2時間程で、佐世保市街地に入る。交差点で、右折しようとしてウインカーをあげ右折帯に入って停止しているバスに、片側2車線の車道を横切って年配の女性が近寄っていった。乗降口の扉を叩いて、しきりになにやら訴えはじめる。どうやら、乗せろと言っているらしい。運転手としては、こんなところで乗せるわけにはいかないのだろう、押し問答が続いている模様。女性が車体に手をかけているので、バスも動くに動けないようだ。信号が変わって後続車からクラクションを鳴らされるが、しかし動じないのだ、永く生きてきた女性たるものは。私のような社会人が、しゃかりきで守っている常識的日常が、ささいな非常識によって綻びるシーンに立ち会うのは、ちょっと溜飲が下がる心地がする。直進車線でバスの少し後方にいた私は、顛末を最後まで見ていたかったけれど、私の守る常識がそれを許さず、後続車にせっつかれてその場をあとにする。

昼食を挟んで佐世保近辺の顧客を巡り、波佐見町方面へ足を伸ばして帰路につく。バス停の横で信号待ちしていると、窓を叩かれた。リュックを背負った老婦人で、川棚を通るか? と聞いてきた。国立病院まで乗せてくれまいか、というのだ。どうぞ、と後部座席を示したけれど、助手席に乗りこんできた。八十八歳になるそうで、入院している夫の元へ、毎日顔を出すらしい。ヒッチハイクが手慣れているので、こんな風に誰にでも声をかけるのか、と聞いてみた。

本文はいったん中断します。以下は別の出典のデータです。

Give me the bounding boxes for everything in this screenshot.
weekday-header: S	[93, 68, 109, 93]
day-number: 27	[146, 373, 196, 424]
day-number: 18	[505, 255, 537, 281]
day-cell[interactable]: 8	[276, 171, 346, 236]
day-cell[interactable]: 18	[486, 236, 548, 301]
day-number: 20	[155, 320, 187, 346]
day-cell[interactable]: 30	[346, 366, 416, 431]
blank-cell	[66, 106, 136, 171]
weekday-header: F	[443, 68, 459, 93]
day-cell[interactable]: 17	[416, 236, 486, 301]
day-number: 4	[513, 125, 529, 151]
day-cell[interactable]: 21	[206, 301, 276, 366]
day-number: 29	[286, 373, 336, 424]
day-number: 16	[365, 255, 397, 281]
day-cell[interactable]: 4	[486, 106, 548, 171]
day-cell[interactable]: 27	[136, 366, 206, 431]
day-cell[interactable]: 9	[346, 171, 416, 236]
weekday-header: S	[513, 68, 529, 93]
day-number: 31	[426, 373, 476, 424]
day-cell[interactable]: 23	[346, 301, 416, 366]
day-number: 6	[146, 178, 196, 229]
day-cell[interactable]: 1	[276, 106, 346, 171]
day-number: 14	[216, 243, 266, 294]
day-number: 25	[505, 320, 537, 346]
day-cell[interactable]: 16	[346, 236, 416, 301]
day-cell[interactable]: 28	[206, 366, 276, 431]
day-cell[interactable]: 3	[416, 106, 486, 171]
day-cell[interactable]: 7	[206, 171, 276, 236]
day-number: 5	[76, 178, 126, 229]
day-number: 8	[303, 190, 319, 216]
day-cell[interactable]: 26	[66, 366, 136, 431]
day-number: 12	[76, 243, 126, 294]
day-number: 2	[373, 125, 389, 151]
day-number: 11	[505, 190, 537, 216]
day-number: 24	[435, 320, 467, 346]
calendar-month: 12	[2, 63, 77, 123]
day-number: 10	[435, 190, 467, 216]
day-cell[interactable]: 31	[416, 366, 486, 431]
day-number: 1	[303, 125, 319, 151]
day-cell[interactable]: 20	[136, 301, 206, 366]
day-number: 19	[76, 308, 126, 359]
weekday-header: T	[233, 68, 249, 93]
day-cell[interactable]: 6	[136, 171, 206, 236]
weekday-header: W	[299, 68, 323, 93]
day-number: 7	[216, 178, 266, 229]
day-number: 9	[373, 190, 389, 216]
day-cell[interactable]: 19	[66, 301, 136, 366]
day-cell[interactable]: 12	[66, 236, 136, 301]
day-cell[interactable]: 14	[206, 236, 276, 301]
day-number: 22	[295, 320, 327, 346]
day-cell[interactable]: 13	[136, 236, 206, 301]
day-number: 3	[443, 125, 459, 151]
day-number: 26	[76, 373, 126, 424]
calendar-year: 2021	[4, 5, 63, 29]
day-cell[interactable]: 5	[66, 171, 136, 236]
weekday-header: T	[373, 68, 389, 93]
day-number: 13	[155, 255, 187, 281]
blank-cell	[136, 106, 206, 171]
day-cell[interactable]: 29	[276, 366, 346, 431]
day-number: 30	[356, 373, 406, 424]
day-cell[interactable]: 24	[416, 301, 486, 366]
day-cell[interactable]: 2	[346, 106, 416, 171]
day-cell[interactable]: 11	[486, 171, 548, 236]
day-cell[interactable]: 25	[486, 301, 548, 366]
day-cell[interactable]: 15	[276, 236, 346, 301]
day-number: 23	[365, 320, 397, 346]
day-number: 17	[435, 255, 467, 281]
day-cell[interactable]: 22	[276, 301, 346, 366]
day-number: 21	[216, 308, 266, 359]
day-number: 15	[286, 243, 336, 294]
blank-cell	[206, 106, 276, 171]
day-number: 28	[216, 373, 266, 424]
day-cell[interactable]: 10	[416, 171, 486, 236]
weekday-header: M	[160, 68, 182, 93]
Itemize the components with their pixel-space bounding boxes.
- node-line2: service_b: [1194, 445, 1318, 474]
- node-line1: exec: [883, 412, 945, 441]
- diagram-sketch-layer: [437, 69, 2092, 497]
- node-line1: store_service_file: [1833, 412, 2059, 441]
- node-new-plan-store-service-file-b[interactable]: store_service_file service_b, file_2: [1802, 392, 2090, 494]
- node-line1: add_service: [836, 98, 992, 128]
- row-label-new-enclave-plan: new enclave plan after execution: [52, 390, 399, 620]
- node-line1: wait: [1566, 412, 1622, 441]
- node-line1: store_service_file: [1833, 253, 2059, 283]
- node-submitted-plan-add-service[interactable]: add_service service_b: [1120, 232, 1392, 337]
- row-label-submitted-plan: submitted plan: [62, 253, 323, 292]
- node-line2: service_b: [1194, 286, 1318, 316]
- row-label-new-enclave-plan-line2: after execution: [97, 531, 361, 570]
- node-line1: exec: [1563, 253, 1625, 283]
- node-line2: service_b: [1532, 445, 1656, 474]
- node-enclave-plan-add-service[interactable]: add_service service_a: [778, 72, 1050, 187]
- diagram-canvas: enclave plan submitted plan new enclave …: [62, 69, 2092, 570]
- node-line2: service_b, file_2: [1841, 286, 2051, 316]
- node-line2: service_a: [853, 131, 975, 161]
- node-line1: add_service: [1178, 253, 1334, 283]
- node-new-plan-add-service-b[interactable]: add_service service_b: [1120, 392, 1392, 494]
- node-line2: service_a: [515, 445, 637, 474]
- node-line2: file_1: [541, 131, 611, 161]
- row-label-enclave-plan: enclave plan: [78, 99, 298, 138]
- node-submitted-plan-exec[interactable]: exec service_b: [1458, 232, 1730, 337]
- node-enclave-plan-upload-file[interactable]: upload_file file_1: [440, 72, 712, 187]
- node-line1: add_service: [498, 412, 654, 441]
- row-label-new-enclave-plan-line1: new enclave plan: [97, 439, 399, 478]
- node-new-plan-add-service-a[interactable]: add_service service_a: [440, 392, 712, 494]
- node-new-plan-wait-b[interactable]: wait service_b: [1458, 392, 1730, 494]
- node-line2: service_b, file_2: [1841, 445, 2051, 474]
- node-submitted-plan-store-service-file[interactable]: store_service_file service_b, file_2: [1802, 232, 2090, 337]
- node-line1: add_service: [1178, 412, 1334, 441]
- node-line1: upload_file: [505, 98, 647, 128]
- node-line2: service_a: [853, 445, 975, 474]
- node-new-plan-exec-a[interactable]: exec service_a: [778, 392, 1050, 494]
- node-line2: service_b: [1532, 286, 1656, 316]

「そがん、ダイモカイモにゃ、声はかけん。ウチャ、目ぇの肥えとるけん」

なにやらモテた気分。下りるとき、黒糖飴を二個、手に握らせてくれた。しっかり握っていたのだろう、飴は少しべたついて、剥がした包み紙が手にくっついた。明日は大型物件の入札で五島へ前泊。この分ならフェリーの旅も穏やかだろう。飴をしゃぶりながら、少し陽の傾いた大村湾沿いを帰った。